Common mistakes that kill your pitch
Before you hit send, make sure you are not making any of these:
- Emailing the wrong person. Sending your pitch to customer support or a general inbox is a waste of your time. Find the influencer marketing contact.
- Writing a novel. Keep it to 150-250 words. If your pitch email requires scrolling, it is too long.
- Leading with yourself. The first sentence should be about the brand, not about you. Brands do not care about your subscriber count until they know you understand their product.
- Being vague. “I would love to collaborate” means nothing. Propose something specific.
- Asking for rates in the first email. The goal of your first email is to start a conversation, not negotiate a deal. Money talk comes later.
- Not following up. One email is not outreach. It is a shot in the dark. Follow up 3-4 times over 21 days.
What to do right now
Here is your action plan for this week:
- Pick 10 brands in your niche using the SponsorRadar brand database.
- Find the influencer marketing manager or creator partnerships contact at each one.
- Spend 10 minutes researching each brand (recent campaigns, products, audience overlap).
- Write 10 personalized pitches using the template above. Keep each one under 250 words.
- Send them Tuesday through Thursday between 10am and 2pm.
- Follow up 3-4 times over the next 21 days using the cadence above.
- Prepare your media kit so it is ready to send the moment someone replies.

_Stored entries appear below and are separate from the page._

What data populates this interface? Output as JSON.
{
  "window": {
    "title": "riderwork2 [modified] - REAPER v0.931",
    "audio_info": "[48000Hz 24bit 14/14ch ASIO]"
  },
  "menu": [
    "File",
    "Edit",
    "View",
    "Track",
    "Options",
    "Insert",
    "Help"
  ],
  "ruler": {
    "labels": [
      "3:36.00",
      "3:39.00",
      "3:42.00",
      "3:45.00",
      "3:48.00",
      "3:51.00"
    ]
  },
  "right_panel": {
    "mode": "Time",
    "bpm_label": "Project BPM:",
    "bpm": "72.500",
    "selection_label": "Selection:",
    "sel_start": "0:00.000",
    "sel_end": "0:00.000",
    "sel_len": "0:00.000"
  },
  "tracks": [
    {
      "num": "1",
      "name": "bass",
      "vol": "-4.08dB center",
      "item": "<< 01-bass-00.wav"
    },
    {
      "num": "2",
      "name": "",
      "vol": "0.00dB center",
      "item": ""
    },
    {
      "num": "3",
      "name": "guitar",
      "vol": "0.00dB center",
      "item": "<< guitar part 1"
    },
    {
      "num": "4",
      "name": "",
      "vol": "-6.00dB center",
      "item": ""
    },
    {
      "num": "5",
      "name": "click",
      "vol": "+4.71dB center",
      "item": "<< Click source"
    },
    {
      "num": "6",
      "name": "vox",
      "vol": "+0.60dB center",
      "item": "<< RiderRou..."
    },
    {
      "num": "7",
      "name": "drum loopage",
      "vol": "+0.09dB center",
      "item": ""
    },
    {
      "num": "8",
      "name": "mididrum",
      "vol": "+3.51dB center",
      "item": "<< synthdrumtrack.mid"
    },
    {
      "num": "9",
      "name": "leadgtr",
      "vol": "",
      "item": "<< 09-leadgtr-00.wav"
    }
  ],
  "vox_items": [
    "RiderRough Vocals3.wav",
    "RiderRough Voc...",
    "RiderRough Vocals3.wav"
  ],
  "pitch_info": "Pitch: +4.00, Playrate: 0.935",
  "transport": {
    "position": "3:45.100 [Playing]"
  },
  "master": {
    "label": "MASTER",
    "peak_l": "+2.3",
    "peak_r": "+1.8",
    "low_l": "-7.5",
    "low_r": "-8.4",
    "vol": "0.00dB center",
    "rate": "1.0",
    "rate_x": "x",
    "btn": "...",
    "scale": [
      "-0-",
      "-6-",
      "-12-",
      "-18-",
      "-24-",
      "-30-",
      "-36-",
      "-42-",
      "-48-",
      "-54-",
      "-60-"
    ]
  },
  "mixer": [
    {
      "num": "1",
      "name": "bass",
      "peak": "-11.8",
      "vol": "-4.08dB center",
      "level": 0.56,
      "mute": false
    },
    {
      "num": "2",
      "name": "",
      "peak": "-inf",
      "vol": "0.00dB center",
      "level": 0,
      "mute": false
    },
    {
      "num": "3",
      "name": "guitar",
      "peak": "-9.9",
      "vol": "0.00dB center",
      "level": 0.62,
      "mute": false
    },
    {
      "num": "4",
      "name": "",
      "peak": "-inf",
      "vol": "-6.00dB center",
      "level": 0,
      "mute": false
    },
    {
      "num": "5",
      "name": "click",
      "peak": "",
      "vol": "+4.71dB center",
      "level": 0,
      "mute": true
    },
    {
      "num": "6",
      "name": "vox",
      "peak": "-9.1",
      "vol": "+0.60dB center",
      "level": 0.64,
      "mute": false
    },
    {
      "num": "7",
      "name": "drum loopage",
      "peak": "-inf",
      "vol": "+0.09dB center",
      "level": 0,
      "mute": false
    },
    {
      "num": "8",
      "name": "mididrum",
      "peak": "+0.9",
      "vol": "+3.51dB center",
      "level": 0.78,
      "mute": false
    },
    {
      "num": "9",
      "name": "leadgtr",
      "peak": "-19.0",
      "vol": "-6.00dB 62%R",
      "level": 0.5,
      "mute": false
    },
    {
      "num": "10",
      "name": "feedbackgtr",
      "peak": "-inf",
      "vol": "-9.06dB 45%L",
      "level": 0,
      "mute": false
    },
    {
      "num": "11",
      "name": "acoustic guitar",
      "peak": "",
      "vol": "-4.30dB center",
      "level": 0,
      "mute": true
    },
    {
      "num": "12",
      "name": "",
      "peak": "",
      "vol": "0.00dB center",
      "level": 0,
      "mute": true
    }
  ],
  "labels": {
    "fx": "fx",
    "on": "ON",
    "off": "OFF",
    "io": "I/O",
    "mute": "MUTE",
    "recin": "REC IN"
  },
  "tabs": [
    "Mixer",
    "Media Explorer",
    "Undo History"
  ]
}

If you do this consistently, you will have sponsorship conversations happening within weeks. Not months, not “someday.” Weeks.
The creators who are landing the best sponsorship deals are not the ones with the most subscribers. They are the ones who take the initiative, reach out to the right people, and follow up until they get a response.
Cold outreach is not glamorous. But it works. And now you know exactly how to do it.